The second speaker in the program was Metaweb co-founder John Giannadrea. Google acquired Metaweb last year and has kept its promise to to maintain Freebase as a free and open database for the world (including for rival search engine Bing — though I’m not sure if Bing is still using Freebase). John’s talk was entitled “Freebase – A Rosetta Stone for Entities“. I am thankful to Jeff Dalton for live-blogging a summary.
John started by introducing Freebase as a representation of structured objects corresponding to real-world entities and connected by a directed graph of relationships. In other words, a semantic web. While it isn’t quite web-scale, Freebase is a large and growing knowledge base consisting of 25 million entities and 500 million connections — and doubling annually. The core concept in Freebase is a type, and an entity can have many types. For example, Arnold Schwarzenegger is a politician and an actor. John emphasized the messiness of the real world. For example, most actors are people, but what about the dog who played Lassie? It’s important to support exceptions.
The main technical challenge for Freebase is reconciliation — that is, determining how similar a set of data is to existing Freebase topics. John pointed out how critical it is for Freebase to avoid duplication of content, since the utility of Freebase depends on unique nodes in its graph corresponding to unique objects in the world. Freebase obtains many of its entities by reconciling large, open-source knowledge bases — including Wikipedia, WordNet, Library of Congress Authorities, and metadata from the Stanford Library. Freebase uses a variety of tools to implement reconciliation, including Google Refine (formerly known as Freebase Gridworks) and Matchmaker, a tool for gathering human judgments. While reconciliation is a hard technical problem, it is made possible by making inferences across the web of relationships that link entities to one another.

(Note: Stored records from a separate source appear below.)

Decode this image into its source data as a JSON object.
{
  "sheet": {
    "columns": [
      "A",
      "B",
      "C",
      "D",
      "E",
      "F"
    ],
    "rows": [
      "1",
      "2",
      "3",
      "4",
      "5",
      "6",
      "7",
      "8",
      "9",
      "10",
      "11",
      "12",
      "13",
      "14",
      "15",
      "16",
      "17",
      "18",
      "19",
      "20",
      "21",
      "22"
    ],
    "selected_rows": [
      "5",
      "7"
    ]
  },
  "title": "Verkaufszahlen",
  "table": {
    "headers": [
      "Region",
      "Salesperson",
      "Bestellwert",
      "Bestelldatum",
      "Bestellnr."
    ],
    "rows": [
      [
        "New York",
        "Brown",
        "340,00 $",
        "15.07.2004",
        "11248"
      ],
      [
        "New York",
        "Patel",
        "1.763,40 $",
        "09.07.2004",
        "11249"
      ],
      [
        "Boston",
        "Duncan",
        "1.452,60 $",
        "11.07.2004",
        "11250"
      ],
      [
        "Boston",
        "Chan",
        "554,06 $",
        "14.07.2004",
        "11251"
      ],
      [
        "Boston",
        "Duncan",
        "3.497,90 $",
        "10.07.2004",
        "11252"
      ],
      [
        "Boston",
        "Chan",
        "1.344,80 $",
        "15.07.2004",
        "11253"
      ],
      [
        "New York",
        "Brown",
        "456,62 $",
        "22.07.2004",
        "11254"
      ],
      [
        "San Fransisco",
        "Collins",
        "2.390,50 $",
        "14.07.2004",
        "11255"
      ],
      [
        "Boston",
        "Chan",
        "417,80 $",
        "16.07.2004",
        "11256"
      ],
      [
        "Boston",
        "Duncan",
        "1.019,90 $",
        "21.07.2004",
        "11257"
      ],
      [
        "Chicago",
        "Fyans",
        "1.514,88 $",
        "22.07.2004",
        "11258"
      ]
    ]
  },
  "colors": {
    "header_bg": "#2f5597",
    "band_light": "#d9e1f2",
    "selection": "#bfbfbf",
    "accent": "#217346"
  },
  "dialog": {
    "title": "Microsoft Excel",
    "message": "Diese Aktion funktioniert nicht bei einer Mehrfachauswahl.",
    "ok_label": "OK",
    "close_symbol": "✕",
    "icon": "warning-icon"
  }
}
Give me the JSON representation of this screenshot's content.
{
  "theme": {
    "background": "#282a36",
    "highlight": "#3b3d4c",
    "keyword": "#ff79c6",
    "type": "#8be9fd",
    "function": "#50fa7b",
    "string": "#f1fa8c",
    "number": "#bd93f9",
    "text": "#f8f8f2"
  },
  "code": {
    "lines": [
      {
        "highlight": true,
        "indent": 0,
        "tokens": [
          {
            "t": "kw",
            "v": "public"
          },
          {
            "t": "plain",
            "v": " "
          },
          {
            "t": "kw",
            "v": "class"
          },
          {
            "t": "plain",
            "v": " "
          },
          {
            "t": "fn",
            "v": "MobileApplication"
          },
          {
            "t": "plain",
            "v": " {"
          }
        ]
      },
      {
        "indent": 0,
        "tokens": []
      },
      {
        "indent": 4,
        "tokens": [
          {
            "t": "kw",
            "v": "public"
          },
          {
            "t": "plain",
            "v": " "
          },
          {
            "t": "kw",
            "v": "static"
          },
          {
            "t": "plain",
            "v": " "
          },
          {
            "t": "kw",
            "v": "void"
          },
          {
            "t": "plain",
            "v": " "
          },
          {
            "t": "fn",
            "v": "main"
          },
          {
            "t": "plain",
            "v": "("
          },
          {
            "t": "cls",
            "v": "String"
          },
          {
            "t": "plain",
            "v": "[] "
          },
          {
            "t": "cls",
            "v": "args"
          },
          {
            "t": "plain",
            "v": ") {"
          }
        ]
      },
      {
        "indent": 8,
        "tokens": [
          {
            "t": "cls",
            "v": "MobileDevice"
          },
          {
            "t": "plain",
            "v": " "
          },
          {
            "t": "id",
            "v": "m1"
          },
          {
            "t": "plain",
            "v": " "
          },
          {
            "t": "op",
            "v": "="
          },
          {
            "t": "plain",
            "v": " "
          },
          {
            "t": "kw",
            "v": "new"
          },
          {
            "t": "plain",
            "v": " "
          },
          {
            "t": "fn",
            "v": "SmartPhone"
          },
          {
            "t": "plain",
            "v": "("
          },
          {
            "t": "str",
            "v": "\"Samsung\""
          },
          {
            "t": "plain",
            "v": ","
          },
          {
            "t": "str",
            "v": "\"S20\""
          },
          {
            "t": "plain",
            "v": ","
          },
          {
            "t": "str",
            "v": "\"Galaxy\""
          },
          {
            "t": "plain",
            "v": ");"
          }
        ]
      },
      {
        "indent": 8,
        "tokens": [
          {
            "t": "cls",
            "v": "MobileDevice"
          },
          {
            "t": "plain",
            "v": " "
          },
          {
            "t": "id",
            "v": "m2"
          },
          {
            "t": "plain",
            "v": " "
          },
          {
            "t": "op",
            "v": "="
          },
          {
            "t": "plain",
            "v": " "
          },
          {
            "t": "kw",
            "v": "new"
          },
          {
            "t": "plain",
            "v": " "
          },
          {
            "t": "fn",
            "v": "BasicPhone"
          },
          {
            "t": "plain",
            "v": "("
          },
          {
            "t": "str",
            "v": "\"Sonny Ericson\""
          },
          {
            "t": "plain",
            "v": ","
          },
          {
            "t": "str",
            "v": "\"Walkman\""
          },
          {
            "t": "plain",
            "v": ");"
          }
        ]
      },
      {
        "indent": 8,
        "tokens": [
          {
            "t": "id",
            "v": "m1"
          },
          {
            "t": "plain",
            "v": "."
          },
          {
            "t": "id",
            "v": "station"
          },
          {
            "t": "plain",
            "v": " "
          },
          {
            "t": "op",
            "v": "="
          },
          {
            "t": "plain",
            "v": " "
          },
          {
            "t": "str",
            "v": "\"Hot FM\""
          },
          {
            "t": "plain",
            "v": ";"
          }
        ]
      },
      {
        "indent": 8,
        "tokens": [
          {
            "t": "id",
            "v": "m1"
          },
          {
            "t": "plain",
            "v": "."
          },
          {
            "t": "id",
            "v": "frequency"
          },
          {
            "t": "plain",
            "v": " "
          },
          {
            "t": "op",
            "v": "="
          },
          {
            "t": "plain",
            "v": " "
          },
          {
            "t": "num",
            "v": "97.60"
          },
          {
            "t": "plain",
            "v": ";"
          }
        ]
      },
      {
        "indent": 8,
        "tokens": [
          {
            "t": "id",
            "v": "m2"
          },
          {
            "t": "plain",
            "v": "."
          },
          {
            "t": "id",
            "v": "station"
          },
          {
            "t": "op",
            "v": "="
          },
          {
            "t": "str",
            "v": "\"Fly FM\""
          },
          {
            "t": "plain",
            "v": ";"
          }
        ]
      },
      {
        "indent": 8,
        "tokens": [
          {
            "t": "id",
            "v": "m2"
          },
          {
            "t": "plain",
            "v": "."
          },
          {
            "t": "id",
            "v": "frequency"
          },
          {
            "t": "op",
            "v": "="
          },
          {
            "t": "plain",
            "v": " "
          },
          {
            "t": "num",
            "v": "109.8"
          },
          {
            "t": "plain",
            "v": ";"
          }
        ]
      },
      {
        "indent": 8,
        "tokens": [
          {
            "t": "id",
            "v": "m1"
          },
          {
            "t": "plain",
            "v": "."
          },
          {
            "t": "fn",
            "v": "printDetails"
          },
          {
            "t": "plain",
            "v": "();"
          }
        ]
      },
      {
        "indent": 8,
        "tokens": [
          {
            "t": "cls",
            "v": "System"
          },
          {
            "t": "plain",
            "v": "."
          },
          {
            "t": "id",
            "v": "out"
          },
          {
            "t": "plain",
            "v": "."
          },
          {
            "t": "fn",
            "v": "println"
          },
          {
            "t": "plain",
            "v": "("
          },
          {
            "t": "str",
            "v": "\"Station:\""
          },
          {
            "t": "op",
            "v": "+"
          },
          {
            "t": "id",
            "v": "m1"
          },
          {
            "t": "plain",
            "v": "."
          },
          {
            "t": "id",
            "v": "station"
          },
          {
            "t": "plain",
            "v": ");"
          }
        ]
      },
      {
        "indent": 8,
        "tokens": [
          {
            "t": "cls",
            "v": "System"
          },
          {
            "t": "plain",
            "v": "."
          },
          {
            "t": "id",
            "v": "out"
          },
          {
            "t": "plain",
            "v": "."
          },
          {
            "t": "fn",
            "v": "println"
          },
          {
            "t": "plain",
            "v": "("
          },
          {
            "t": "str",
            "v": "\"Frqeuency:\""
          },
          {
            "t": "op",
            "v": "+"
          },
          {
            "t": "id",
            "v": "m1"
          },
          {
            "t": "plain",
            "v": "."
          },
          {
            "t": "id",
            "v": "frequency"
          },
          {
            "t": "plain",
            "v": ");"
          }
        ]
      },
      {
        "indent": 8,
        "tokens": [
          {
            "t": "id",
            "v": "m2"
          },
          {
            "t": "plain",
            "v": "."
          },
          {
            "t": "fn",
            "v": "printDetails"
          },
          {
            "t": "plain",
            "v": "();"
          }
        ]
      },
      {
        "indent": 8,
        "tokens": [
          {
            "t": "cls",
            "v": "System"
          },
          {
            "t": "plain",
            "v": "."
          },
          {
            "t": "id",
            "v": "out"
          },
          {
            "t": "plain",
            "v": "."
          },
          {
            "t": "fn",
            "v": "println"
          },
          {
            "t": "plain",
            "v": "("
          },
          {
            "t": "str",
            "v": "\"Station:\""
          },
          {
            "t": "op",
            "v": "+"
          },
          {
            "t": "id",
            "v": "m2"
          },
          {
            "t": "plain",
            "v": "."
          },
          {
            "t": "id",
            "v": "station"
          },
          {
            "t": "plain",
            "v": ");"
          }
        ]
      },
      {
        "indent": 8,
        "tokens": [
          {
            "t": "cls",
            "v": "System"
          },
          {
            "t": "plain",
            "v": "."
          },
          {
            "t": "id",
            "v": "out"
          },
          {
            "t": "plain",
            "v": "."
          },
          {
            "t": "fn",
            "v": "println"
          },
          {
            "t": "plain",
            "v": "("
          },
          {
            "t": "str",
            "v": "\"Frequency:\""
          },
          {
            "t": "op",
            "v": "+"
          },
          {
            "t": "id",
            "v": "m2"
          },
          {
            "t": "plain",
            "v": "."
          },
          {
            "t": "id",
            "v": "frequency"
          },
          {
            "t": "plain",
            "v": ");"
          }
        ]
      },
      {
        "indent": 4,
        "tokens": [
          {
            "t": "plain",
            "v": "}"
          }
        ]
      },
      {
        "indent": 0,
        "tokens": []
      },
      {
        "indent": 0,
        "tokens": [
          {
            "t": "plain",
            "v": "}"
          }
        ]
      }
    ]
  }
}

John then presented Freebase as a Rosetta Stone for entities on the web. Since an entity is simply a collection of keys (one of which is its name), Freebase’s job is to reverse engineer the key-value store that is distributed among the entity’s web references, e.g., the structured databases backing web sites and encoding keys in URL parameters. He noted that Freebase itself is schema-less (it is a graph database), and that even the concept of a type is itself an entity (“Type type is the only type that is an instance of itself”). Google makes Freebase available through an API and the Metaweb Query Language (MQL).
Freebase does have its challenges. The requirement to keep out duplicates is an onerous one, as they discovered when importing a portion of the Open Library catalog. Maintaining quality calls for significant manual curation, and quality varies across the knowledge base. John asserted that Freebase provides 99% accuracy at the 95th percentile, though it’s not clear to me what that means (update: see Bill’s comment below).
While I still have concerns about Freebase’s robustness as a structured knowledge base (see my post on “In Search Of Structure“), I’m excited to see Google investing in structured representations of knowledge. To hear more about Google’s efforts in this space, check out the Strata New York panel I moderated on Entities, Relationships, and Semantics — the panelists included Andrew Hogue, who leads Google’s structured data and information extraction group and managed me during my year at Google New York.